Perry held for a short time, first, the curacy of Wick on the coast of Somerset, and then that of Combe Florey. In 1847 he returned to Oxford as college tutor at Lincoln, a post he held until 1852. During the last year of his fellowship he supported Pattison in the contest to become Rector of the college.

In 1852 Perry accepted the college living of Waddington, Lincolnshire, where he remained for the rest of his life. In 1861 Bishop Jackson made him a non-residentiary canon and rural dean of Longoboby; from 1867 to 1893 he was a proctor in convocation. In 1894 Bishop King appointed him to the archdeaconry of Stow, which he held until his death.

Perry died on 10 February 1897, and was buried in Waddington churchyard. A tablet to his memory in Waddington church and a window in the chapter house of Lincoln Cathedral were erected by subscription.

==Works==
Perry's History of the Church of England, (3 vols. 1860–4) included the neglected 18th century. In 1868 he published for the S.P.C.K. short Lives of Henry Hammond and Robert Boyle. His major works were Life of Bishop Grosseteste (1872), Life of St. Hugh of Avalon, Bishop of Lincoln (1879), and History of the Reformation in England, written for the "Epochs of Church History'" series edited by Mandell Creighton. The Grosseteste biography has been called a popular and Protestant view.

Among Perry's other works were:

- The Bishop's Daughter, 1860;
- Vox Ecclesiae Anglicanae, 1868, extracts from English theologians;
- History of the Crusades, no date;
- Victor, a Story of the Diocletian Persecution, no date;
- Croyland Abbey, no date.
- The Student's English Church History, (3 vols. the Second Period (1509-1717) appearing in 1878, the First Period (596-1509) in 1881, and the Third Period (1717-1884) in 1887.

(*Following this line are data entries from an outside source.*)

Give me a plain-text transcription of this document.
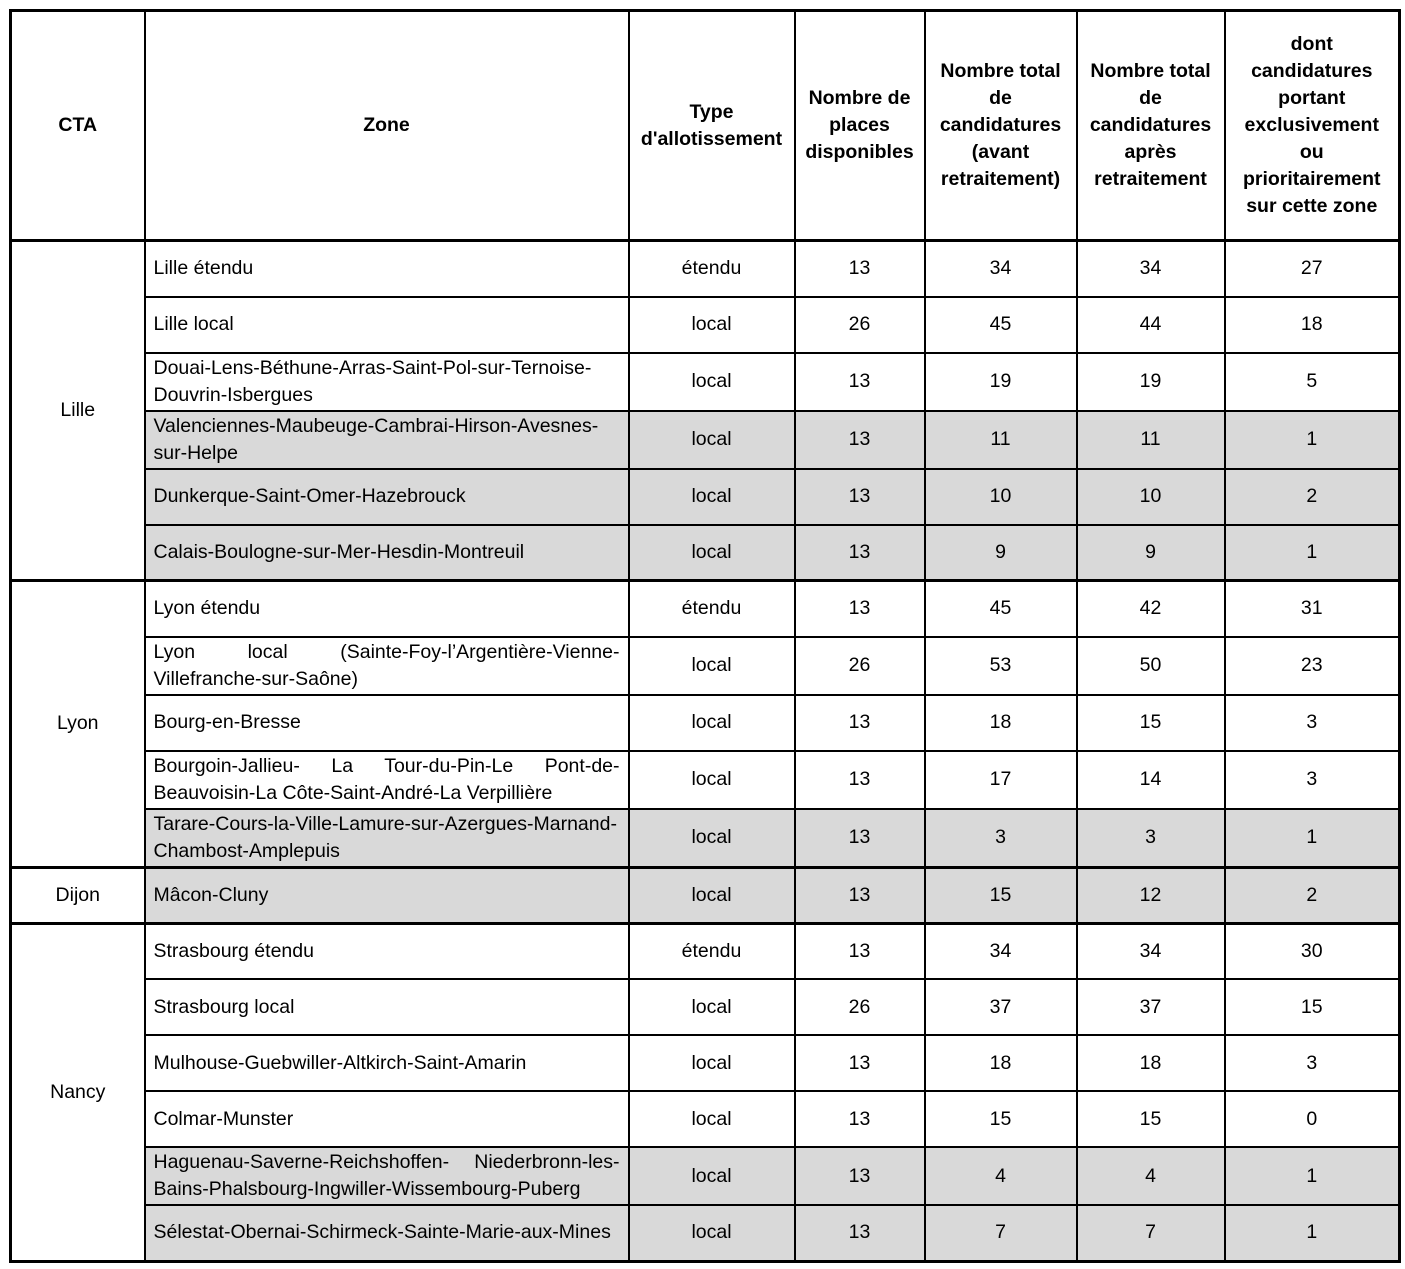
CTA	Zone	Type d'allotissement	Nombre de places disponibles	Nombre total de candidatures (avant retraitement)	Nombre total de candidatures après retraitement	dont candidatures portant exclusivement ou prioritairement sur cette zone
Lille	Lille étendu	étendu	13	34	34	27
	Lille local	local	26	45	44	18
	Douai-Lens-Béthune-Arras-Saint-Pol-sur-Ternoise-Douvrin-Isbergues	local	13	19	19	5
	Valenciennes-Maubeuge-Cambrai-Hirson-Avesnes-sur-Helpe	local	13	11	11	1
	Dunkerque-Saint-Omer-Hazebrouck	local	13	10	10	2
	Calais-Boulogne-sur-Mer-Hesdin-Montreuil	local	13	9	9	1
Lyon	Lyon étendu	étendu	13	45	42	31
	Lyon local (Sainte-Foy-l’Argentière-Vienne-Villefranche-sur-Saône)	local	26	53	50	23
	Bourg-en-Bresse	local	13	18	15	3
	Bourgoin-Jallieu- La Tour-du-Pin-Le Pont-de-Beauvoisin-La Côte-Saint-André-La Verpillière	local	13	17	14	3
	Tarare-Cours-la-Ville-Lamure-sur-Azergues-Marnand-Chambost-Amplepuis	local	13	3	3	1
Dijon	Mâcon-Cluny	local	13	15	12	2
Nancy	Strasbourg étendu	étendu	13	34	34	30
	Strasbourg local	local	26	37	37	15
	Mulhouse-Guebwiller-Altkirch-Saint-Amarin	local	13	18	18	3
	Colmar-Munster	local	13	15	15	0
	Haguenau-Saverne-Reichshoffen- Niederbronn-les-Bains-Phalsbourg-Ingwiller-Wissembourg-Puberg	local	13	4	4	1
	Sélestat-Obernai-Schirmeck-Sainte-Marie-aux-Mines	local	13	7	7	1
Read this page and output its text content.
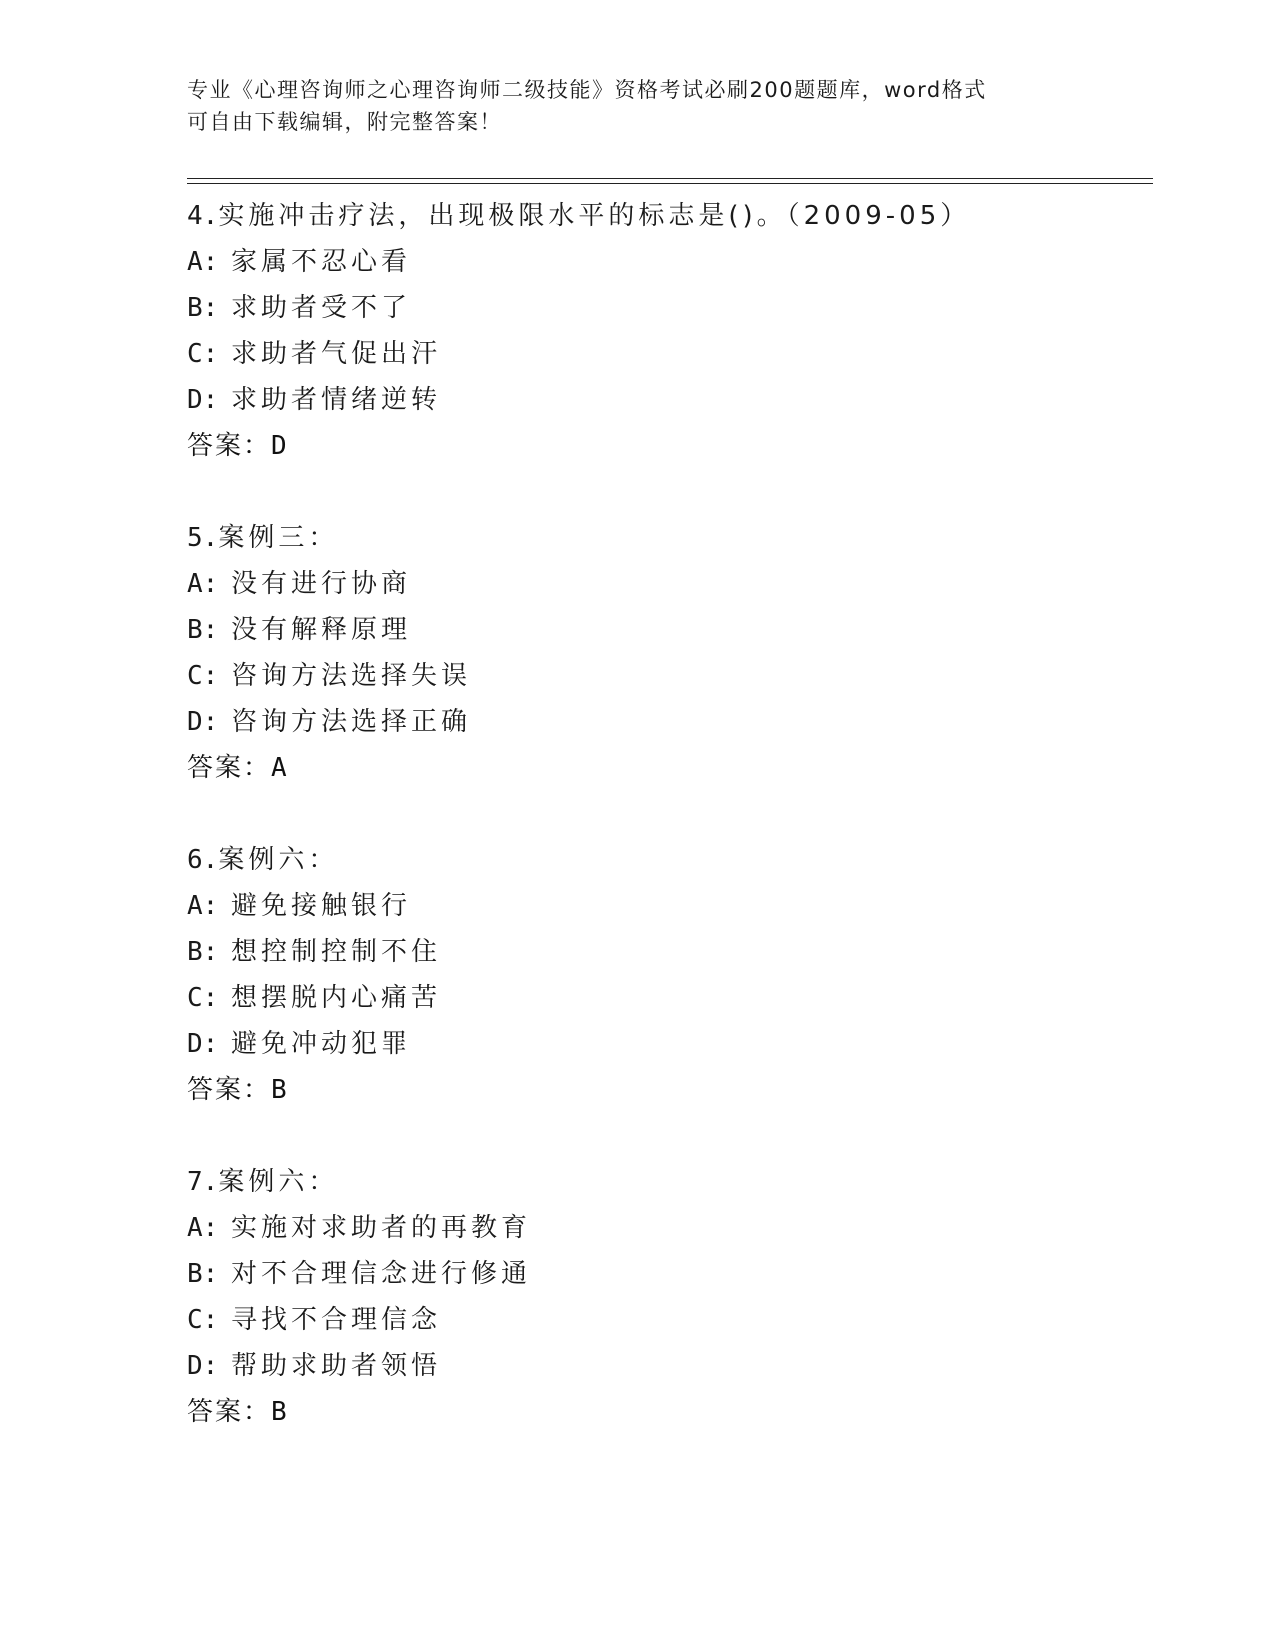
专业《心理咨询师之心理咨询师二级技能》资格考试必刷200题题库，word格式
可自由下载编辑，附完整答案！
4.实施冲击疗法，出现极限水平的标志是()。（2009-05）
A: 家属不忍心看
B: 求助者受不了
C: 求助者气促出汗
D: 求助者情绪逆转
答案：D
5.案例三：
A: 没有进行协商
B: 没有解释原理
C: 咨询方法选择失误
D: 咨询方法选择正确
答案：A
6.案例六：
A: 避免接触银行
B: 想控制控制不住
C: 想摆脱内心痛苦
D: 避免冲动犯罪
答案：B
7.案例六：
A: 实施对求助者的再教育
B: 对不合理信念进行修通
C: 寻找不合理信念
D: 帮助求助者领悟
答案：B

Perry also wrote for periodicals and the Dictionary of National Biography. He left two posthumous works. One was the Diocesan History of Lincoln (1897), for the S.P.C.K, which he took up after the death of Edmund Venables. The other was the Lives of the Bishops of Lincoln from Remigius to Wordsworth, with John Henry Overton.

==Family==
In October 1852 Parry married Eliza Salmon, sister of George Salmon; she died in 1877. They had three sons and four daughters.